А. Якшевич обратил внимание прежде всего на фактическую, документальную основу романа-хроники. «Литконсультант Ильинский», помните, больше заинтересовался фигурой самого рассказчика Матея Мышки. Но счел, что этот искренний, чуть простоватый Матей Мышка — образ рассказчика, талантливо созданный М. Горецким,— что он-то и есть автор со всей его жизненной биографией.
Снова невольное и косвенное признание документальной убедительности произведения.
И все же эстетическая ценность «Виленских коммунаров» не основывается на документальности, как это можно сказать о некоторых других произведениях М. Горецкого («На империалистической войне», «Комаровская хроника»).
Наиболее «документальные» главы, сцены, фигуры, хотя и интересные, а для белорусской литературы тех лет даже новаторские, сегодня воспринимаются как довольно упрощенная публицистика.
Не то — фигура Матея Мышки и его крестьянская родословная!
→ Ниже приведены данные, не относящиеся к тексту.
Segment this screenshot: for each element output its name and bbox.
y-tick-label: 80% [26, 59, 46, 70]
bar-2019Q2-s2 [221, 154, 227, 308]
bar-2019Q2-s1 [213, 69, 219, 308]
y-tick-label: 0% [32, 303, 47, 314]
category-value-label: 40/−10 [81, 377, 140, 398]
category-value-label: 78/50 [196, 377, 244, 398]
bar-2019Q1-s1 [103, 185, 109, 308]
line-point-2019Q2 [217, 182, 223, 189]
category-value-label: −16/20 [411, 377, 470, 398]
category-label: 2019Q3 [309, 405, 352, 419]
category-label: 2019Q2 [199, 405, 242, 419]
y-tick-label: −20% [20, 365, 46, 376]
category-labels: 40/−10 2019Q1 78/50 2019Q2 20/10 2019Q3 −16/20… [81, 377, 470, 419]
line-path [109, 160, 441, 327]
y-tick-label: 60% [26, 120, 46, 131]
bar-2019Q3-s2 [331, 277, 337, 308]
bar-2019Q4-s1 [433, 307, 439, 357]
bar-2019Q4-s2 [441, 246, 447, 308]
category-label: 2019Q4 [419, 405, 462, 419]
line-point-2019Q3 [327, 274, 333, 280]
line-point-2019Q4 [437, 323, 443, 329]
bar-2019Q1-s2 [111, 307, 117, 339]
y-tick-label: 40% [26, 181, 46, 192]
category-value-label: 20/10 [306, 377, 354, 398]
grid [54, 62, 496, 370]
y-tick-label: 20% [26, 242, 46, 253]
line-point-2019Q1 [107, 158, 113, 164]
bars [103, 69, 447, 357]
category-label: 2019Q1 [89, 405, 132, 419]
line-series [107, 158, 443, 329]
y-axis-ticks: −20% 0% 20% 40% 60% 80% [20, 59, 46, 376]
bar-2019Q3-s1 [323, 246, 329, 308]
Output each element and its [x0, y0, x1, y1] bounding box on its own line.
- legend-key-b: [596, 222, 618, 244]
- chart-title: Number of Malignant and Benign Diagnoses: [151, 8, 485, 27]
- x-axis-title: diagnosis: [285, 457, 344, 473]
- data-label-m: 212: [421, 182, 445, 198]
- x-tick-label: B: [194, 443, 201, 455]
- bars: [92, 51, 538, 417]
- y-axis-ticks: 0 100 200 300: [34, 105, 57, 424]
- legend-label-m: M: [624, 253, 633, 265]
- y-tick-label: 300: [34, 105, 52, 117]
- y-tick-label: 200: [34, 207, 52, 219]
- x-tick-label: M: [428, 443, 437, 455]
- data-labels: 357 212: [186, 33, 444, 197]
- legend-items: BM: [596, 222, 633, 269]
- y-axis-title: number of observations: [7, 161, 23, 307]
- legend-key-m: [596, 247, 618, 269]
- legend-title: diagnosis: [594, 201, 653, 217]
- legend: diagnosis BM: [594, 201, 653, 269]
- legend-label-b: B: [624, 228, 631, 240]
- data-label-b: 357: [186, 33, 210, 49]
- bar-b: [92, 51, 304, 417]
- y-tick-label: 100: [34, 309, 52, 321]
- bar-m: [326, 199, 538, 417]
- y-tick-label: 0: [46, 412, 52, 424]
Художественную глубину, языково-эмоциональную весомость романа-хроники «Виленские коммунары» наиболее как раз и определяет образ рассказчика Матея Мышки — собирательный образ. Семейная, идущая сквозь поколения, история белорусского крестьянина, а затем ремесленника-пролетария Матея Мышки вобрала и нечто из бесконечной «Комаровской хроники», над которой работал М. Горецкий (и до и после «Виленских коммунаров»). В этом смысле «Виленские коммунары» (только в этом) можно считать даже некоей экспериментальной жанровой попыткой перед написанием «Комаровской хроники». Однако в «Комаровской хронике» М. Горецкий не пойдет этим путем, хотя и не сразу откажется от соблазна писать и ее в том же жанровом ключе.
Особенно ярко, густыми языковыми красками (где каждое белорусское слово, кажется, физическое наслаждение дает автору) написана бунтарская родословная, семейные легенды виленского коммунара Матея Мышки.
«Предки мои по отцовской линии были крепостные крестьяне польских панов Хвастуновских и жили в деревне Жебраковка Брудянишской волости Свентянского уезда Виленской губернии. Прадеда моего пан Хвастуновский часто порол за дерзость. Прадед был человек упрямый, дерзить не переставал. Наконец, назло пану, повесился в лесу на горькой осине, когда был еще молод летами.
Прабабушка моя...»
Крестьянская родословная в произведении, написанном крестьянским сыном...
Великая литература писателей-дворян имела то преимущество, что писатель с детских лет жил в семейном климате истории (так мы это назовем). Семейные воспоминания об отце, деде, прадеде, прабабушке в доме яснополянского мальчика Левы Толстого — это были повествования также и о Петре Первом, о европейских походах против Наполеона, о Бородино и т.д.
В литературе писателей-разночинцев (и у выходцев из крестьян — как М. Горецкий) уже не было такого «семейного» восприятия истории государства, народа. Да и семейная память их, «родословная» была значительно короче.
А если и была их «семейная память» связана с событиями общегосударственного или общенародного масштаба, то чаще всего — с военной голодухой, расправами помещиков и царских войск с народными или национально-освободительными выступлениями и т.д.
И это были не столько «семейные» легенды, истории, сколько память целой деревни или местности.
Разница между семейной памятью «дворянских гнезд» и разночинной, крестьянской исторической памятью заметна, конечно. Но делать ударение на эту разницу как на нечто принципиальное, что определяет литературное направление, характер народности писателя, было бы поспешно и ошибочно. Не кто иной, как дворянин Пушкин «привел» в большую литературу память народную о Пугачеве и о пугачевском восстании.
И именно Толстой мысль и память народную об Отечественной войне 1812 г. высказал с наибольшей силой и полнотой.
Мы имеем в виду совсем другое, подчеркиваем, другое: необходимость и плодотворность «семейной» (деревенской, целой местности) памяти, связанной с историческими глубинами жизни, не только для литературы дворянских писателей, но и вообще для литературы. И для такой «крестьянской», какой вначале была белорусская литература,— тоже.